India's still male-dominated corporate environment wittingly and unwittingly contrives to put women employees on the back foot in myriad imperceptible ways, notes Kanika Datta.
Several high-profile and unedifying examples have confirmed what we suspected for decades: sexual harassment in the Indian white collar workplace is alive.
The mechanisms to address this problem are imperfect, but the internal complaints committees that are mandated in organisations as a result of Visakha judgment of 1997 have been a game changer.
This is but one baby step, though. Sexual harassment is the extreme end of gender discrimination in corporations. As critical for managements is making the corporate atmosphere genuinely gender inclusive.
This is tricky territory: after all, women can't formally complain about some indefinable feeling of exclusion to a complaints committee or pretty much anyone.
Yet, India's still male-dominated corporate environment wittingly and unwittingly contrives to put women employees on the back foot in myriad imperceptible ways.

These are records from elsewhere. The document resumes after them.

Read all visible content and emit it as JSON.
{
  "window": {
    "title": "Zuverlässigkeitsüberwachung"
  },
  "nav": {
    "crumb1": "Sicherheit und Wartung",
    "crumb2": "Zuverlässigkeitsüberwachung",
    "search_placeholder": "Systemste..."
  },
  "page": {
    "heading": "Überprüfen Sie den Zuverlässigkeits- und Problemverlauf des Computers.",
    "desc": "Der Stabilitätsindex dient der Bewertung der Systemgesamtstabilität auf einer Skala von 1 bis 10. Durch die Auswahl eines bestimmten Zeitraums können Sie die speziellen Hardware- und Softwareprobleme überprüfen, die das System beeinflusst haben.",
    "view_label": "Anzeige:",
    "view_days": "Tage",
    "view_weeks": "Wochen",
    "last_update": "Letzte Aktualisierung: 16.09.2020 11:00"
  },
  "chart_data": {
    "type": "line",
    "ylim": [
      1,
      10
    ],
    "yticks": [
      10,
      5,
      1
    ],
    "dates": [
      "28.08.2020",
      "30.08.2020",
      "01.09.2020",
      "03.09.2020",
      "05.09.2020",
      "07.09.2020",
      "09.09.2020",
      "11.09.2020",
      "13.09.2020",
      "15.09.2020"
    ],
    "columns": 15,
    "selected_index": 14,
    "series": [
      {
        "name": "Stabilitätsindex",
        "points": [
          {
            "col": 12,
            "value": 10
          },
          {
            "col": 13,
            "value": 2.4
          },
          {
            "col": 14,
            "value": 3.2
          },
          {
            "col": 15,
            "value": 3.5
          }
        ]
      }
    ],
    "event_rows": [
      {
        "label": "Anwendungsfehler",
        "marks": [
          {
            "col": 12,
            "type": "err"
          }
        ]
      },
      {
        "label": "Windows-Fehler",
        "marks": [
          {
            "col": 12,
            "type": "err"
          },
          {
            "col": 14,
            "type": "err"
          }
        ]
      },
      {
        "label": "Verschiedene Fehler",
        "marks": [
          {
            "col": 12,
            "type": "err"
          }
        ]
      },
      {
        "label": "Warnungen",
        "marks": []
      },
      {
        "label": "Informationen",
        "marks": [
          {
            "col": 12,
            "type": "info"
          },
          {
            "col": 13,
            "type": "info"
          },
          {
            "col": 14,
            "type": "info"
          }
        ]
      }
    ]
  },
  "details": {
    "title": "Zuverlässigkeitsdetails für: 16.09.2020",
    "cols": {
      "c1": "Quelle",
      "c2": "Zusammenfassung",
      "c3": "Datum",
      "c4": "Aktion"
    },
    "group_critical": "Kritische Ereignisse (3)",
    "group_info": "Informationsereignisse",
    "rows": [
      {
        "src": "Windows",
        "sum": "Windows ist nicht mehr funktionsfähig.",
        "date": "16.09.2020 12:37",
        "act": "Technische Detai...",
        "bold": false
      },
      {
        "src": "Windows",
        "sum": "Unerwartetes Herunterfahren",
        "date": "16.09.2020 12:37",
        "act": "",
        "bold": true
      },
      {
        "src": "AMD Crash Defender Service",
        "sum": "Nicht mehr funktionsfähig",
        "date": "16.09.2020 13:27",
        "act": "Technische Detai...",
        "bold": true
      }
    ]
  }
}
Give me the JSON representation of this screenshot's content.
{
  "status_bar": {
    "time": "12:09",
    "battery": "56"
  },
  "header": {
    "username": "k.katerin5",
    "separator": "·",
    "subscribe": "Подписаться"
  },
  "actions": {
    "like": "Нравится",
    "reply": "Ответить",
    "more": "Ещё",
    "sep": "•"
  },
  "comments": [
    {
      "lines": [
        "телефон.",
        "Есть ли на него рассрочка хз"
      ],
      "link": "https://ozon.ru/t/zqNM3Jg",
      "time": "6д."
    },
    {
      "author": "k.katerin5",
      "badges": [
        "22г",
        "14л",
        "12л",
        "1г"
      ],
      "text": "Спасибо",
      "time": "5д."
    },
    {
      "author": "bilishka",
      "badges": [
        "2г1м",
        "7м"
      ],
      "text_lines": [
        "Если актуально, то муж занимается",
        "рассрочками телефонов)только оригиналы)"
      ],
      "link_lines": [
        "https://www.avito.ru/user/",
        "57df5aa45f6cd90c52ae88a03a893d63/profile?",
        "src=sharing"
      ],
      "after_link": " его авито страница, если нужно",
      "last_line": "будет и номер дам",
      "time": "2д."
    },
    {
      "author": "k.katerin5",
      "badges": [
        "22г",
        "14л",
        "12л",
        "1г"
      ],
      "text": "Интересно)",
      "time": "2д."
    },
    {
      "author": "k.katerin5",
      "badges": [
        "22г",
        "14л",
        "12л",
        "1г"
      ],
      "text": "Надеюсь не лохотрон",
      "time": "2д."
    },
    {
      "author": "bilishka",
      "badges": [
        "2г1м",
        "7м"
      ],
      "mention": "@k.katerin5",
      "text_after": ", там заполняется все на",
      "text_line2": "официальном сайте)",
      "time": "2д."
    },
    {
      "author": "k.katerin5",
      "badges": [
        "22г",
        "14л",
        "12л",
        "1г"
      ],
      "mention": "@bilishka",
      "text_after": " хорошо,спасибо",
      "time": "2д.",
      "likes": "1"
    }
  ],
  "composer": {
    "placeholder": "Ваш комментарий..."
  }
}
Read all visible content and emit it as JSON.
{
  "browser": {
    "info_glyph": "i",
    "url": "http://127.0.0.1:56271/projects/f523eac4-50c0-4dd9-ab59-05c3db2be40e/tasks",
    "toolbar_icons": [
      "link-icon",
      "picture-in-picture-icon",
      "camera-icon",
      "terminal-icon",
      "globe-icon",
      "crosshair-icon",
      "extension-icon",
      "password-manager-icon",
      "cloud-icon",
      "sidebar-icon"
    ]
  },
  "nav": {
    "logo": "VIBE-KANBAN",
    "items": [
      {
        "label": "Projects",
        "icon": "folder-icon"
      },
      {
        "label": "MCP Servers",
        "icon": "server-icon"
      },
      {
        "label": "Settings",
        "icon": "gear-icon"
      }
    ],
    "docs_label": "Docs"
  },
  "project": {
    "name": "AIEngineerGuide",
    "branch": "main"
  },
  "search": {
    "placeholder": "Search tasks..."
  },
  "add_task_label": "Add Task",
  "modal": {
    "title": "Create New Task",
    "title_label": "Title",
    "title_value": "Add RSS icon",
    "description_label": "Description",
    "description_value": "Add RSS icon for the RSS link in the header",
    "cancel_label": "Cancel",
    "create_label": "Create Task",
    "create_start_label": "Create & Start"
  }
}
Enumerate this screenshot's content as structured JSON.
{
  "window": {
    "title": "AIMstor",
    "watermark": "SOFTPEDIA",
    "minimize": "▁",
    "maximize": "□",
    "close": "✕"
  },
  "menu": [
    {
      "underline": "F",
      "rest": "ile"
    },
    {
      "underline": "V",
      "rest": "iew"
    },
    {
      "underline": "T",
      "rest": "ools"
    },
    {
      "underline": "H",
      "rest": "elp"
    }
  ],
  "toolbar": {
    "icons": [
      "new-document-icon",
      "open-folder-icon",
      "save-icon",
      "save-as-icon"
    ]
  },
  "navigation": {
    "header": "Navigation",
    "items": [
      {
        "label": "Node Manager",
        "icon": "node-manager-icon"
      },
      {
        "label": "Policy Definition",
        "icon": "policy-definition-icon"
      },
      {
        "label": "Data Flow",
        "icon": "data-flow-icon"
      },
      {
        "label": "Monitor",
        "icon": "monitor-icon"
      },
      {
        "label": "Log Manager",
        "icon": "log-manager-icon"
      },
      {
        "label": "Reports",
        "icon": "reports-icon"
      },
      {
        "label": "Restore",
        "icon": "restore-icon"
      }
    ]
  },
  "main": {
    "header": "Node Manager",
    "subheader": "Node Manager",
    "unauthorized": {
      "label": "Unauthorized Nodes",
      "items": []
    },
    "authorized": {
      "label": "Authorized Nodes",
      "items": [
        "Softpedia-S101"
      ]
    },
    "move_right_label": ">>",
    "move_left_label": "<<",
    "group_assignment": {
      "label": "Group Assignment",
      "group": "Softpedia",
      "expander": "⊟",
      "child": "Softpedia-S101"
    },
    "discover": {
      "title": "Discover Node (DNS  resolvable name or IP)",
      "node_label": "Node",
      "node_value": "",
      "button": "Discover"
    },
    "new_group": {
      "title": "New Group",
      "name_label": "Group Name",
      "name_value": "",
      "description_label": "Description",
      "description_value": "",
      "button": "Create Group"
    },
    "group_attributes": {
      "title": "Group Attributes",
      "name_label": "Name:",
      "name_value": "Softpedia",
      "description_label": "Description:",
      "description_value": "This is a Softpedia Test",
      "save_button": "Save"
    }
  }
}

Much of this discomfort doesn't necessarily involve outright bad behaviour; it's more about the small change of daily organisational life.
For instance, many organisations in India do not provide separate toilets for men and women, even though they may have women employees.
Others think nothing of locating their offices in remote places without providing the benefit of office transport so as to deter women from working late or after office hours.
This omission puts women, especially those in sales and marketing jobs, at a competitive disadvantage. In a country in which the public safety of women is non-existent, this is a huge issue.
Yet this issue rarely occurs to men who still make up the majority of the management - often the same men who are unlikely to allow their daughters or wives to work in similar organisations.
Working after office hours is a unique prerogative of the Indian male who is socialised to abdicate from housework and child-rearing duties with impunity.
The enlightened CEO of the Indian subsidiary of a global IT corporation sorted that one out quite creatively. He found that his male colleagues tended to call for meetings after 6 pm that would often go on late into the night.
This practice can't be formally called harassment or even discrimination (at least in India) but it is, since it automatically excludes women peers who often need to go home to their children or to household duties.
So a rule was set: no meetings after 6.30 pm - and the gulf was bridged. Sure, working from home is an option for the multi-tasking women these days but the advantage of face-to-face meetings remains unmatched.
It is true that there are enlightened men today who shoulder the same responsibilities as their wives. But gender stereotyping often constrains them.
It's somehow okay for a woman to take time off to look after an ailing child, for a father to do so is considered an exception, something to be done only if the wife is unavailable for one reason or another.
Tied in with this is the whole male bonding thing. These informal fraternities are harmless in themselves. But in an environment in which women are in a small minority or in jobs that are too disparate to create sororities, office bromances with their in-jokes and risque, locker-room antics can be oddly exclusionary too.
Too often, the boss, trying to be "one of the guys", rounds up his male colleagues for a trip to the local bar, an activity in which few Indian women can participate.
Views that are simply ignored at meetings, that's another common problem. It may be hard for men to comprehend but casual sexism can be as stressful as outright harassment.
Then there's the issue of helping women employees in the external environment. Women in customer- or client-facing jobs are all too familiar with the casual sexism or outright harassment from clients.
How do we tackle this one? It is possible for internal complaints committees to take cognisance of these transgressions but in truth, there is little that can be done beyond that unless the situation is serious enough to warrant a police case.
Women are told to grin and bear it in the interests of business; few organisations have the morale fibre to stand up for women employees who have been sexually harassed by clients.
The arguments set out above may be unfair to the many multinationals who have worked hard to establish gender-friendly practices - from creches to counselling services for expectant and returning mothers, paternity leave and so on. But they are so exceptional as to attract awed comment in the press.
Most of India's companies are still to appoint internal complaints committees let alone sensitise their employees to gender issues.
We may have addressed sexual harassment in the workplace. But the gender inclusive workplace? That's got a long way to go.